We love our Speedcross 3. It was reliable in Mt. Agung, and it helped us get through my first winter trek in India. But it’s time for an upgrade. It’s time to say goodbye.
We were glad Salomon introduced Speedcross 4, the improved version. We bought a pair purposely for Mt. Fuji, but before the trip, we were able to test these shoes’ performance during the following treks and tours.
Here’s our review.
Speedcross 3 vs Speedcross 4
How does it compare with Speedcross 3?
Aesthetics-wise, these shoes look the same at first glance. But if you examine them carefully, they’re actually different.
When the Salomon staff showed us both shoes, the first thing we did was to flip them to check their almost-identical outsoles. Our first reaction was that of hesitation when we saw Speedcross 4’s. Speedcross 3 has dots on its lugs, but Speedcross 4 doesn’t. To us, this was initially a red flag because we assumed that the dots helped with traction.
There are two other changes introduced to the Speedcross 4. One, the lugs are a bit taller than Speedcross 3’s. Two, the midsole (or at least the heel portion) is taller as well.
We asked the lady to explain what these changes can do, but she couldn’t give the answer we were looking for.
Obviously, we still went ahead and bought the new version.
Speedcross 4 Has Better Grip on Tiled Surfaces
When traveling abroad, we always make sure to pack light to comply with the 7-kg hand-carry requirement of airline companies. It’s therefore imperative that my footwear can serve at least two purposes – as both hiking and walking shoes.
We found that this goal can be difficult to obtain because our previous pairs (i.e., Speedcross 3 and Merrell’s All Out Terra Light) did not do well on smooth, tiled, and flat surfaces.

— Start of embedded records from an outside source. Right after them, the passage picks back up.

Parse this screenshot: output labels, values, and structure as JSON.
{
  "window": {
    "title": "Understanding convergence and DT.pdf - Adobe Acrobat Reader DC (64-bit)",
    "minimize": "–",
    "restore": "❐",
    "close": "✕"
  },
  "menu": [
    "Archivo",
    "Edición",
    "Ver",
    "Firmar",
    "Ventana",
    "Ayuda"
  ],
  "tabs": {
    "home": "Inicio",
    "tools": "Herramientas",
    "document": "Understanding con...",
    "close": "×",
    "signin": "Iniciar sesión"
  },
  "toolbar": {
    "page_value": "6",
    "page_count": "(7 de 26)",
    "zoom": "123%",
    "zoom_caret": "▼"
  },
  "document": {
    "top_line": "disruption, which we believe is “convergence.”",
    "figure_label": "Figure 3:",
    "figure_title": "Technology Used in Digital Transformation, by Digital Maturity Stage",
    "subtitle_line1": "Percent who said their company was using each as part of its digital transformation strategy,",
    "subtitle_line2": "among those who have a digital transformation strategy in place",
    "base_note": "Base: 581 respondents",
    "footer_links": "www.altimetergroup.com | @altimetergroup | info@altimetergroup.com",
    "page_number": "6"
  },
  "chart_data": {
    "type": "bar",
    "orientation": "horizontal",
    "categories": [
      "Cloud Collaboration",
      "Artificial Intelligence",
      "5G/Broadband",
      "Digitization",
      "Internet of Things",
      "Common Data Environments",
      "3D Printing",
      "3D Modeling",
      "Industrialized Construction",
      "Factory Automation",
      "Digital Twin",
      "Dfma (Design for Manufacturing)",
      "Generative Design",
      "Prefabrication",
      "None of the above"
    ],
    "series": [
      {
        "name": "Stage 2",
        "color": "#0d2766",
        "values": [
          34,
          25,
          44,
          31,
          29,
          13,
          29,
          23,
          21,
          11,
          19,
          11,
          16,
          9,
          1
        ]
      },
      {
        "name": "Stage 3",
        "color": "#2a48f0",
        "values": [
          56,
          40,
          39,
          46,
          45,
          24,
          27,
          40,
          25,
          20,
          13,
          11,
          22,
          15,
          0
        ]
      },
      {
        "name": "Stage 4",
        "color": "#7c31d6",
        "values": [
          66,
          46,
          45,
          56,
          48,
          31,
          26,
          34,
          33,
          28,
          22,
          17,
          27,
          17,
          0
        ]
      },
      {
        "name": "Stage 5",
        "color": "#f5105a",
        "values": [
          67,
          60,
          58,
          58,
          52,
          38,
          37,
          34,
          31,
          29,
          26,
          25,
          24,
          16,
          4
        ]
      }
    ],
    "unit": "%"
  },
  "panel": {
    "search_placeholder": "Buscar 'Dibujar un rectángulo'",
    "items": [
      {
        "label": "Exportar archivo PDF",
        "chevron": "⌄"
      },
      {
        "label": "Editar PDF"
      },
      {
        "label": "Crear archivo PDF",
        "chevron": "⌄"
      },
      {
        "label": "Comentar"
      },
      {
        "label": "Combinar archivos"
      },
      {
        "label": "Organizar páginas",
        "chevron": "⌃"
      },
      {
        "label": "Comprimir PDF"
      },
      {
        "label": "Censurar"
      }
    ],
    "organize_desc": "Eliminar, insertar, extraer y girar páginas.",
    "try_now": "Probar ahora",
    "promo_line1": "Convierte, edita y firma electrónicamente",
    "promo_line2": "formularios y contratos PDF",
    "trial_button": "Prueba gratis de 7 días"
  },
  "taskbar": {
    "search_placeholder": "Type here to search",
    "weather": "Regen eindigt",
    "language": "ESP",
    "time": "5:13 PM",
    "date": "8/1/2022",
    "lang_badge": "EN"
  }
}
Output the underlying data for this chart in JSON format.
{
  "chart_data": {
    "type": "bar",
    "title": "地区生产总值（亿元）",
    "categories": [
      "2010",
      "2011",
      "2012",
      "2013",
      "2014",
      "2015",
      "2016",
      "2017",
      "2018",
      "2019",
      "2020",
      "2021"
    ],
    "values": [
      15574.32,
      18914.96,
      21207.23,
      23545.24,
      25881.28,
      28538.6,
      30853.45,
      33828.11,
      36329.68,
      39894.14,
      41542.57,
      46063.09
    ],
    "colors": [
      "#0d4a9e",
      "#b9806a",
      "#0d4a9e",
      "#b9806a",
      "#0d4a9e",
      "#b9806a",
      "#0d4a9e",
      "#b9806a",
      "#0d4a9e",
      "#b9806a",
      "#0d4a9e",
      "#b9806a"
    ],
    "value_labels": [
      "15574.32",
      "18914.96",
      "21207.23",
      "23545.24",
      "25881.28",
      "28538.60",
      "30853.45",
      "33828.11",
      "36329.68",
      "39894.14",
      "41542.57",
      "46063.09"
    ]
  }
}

Meaning, their outsoles may work well on the mountains, but they’re slippery on airport floors, especially when moist or wet.
Thankfully, Salomon has fixed this problem with the Speedcross 4. We’re not saying it’s 100% slip-proof, but the grip is A LOT better compared to its predecessor.
Wet Jungle Trails Are Not a Problem with Speedcross 4 But…
Upon research, we learned that Speedcross 4 is equipped with a feature called “Premium Wet Traction Contagrip.” Perhaps this can explain the shoes’ good performance on wet, flat surfaces?
In Phnom Kulen, we had to walk through a swamp and a long stretch of wet jungle footpaths. The shoes had no problem tackling swampy and muddy trails, but it wasn’t reliable on mossy rocks and wet roots.
Speedcross 4 Breezes Through Rocks and Boulders Just Fine
This applies to Phnom Kulen’s sandstones, Mt. Rokko’s boulders, and Mt. Fuji’s volcanic rocks. These surfaces can give the most stress on our feet, but the Speedcross 4 managed to deal with them just fine.
In the past, when we were still using a different brand, our feet, particularly the arch, would hurt after a hike. But when we switched, we no longer had any post-hike pain.
With the Speedcross 4, we love that the insides are well-cushioned, and the soles are thick enough to prevent me from feeling the ruggedness of rocky surfaces (unless the rocks are really pointy).
In Japan, our Speedcross 4 was able to give us a nice grip when ascending and descending Mt. Fuji’s rough paths (images below) and Mt. Rokko’s boulders. We don’t recall any instance when we slipped on our way up to the summit.
The lugs are durable, too. On our way down, we used the “heel kicking technique” to tackle Mt. Fuji’s slippery trail of crushed lava rocks. Those kicks were pretty aggressive, so we expected the lugs to come off. But they didn’t. Had we worn our Speedcross 3, we don’t think the lugs would be as neatly intact given the same amount of pressure applied on the same type of surface.
We’re happy with the Speedcross 4’s performance. We’d like to stick to it for now, or at least until a newer version (or a better brand) comes along.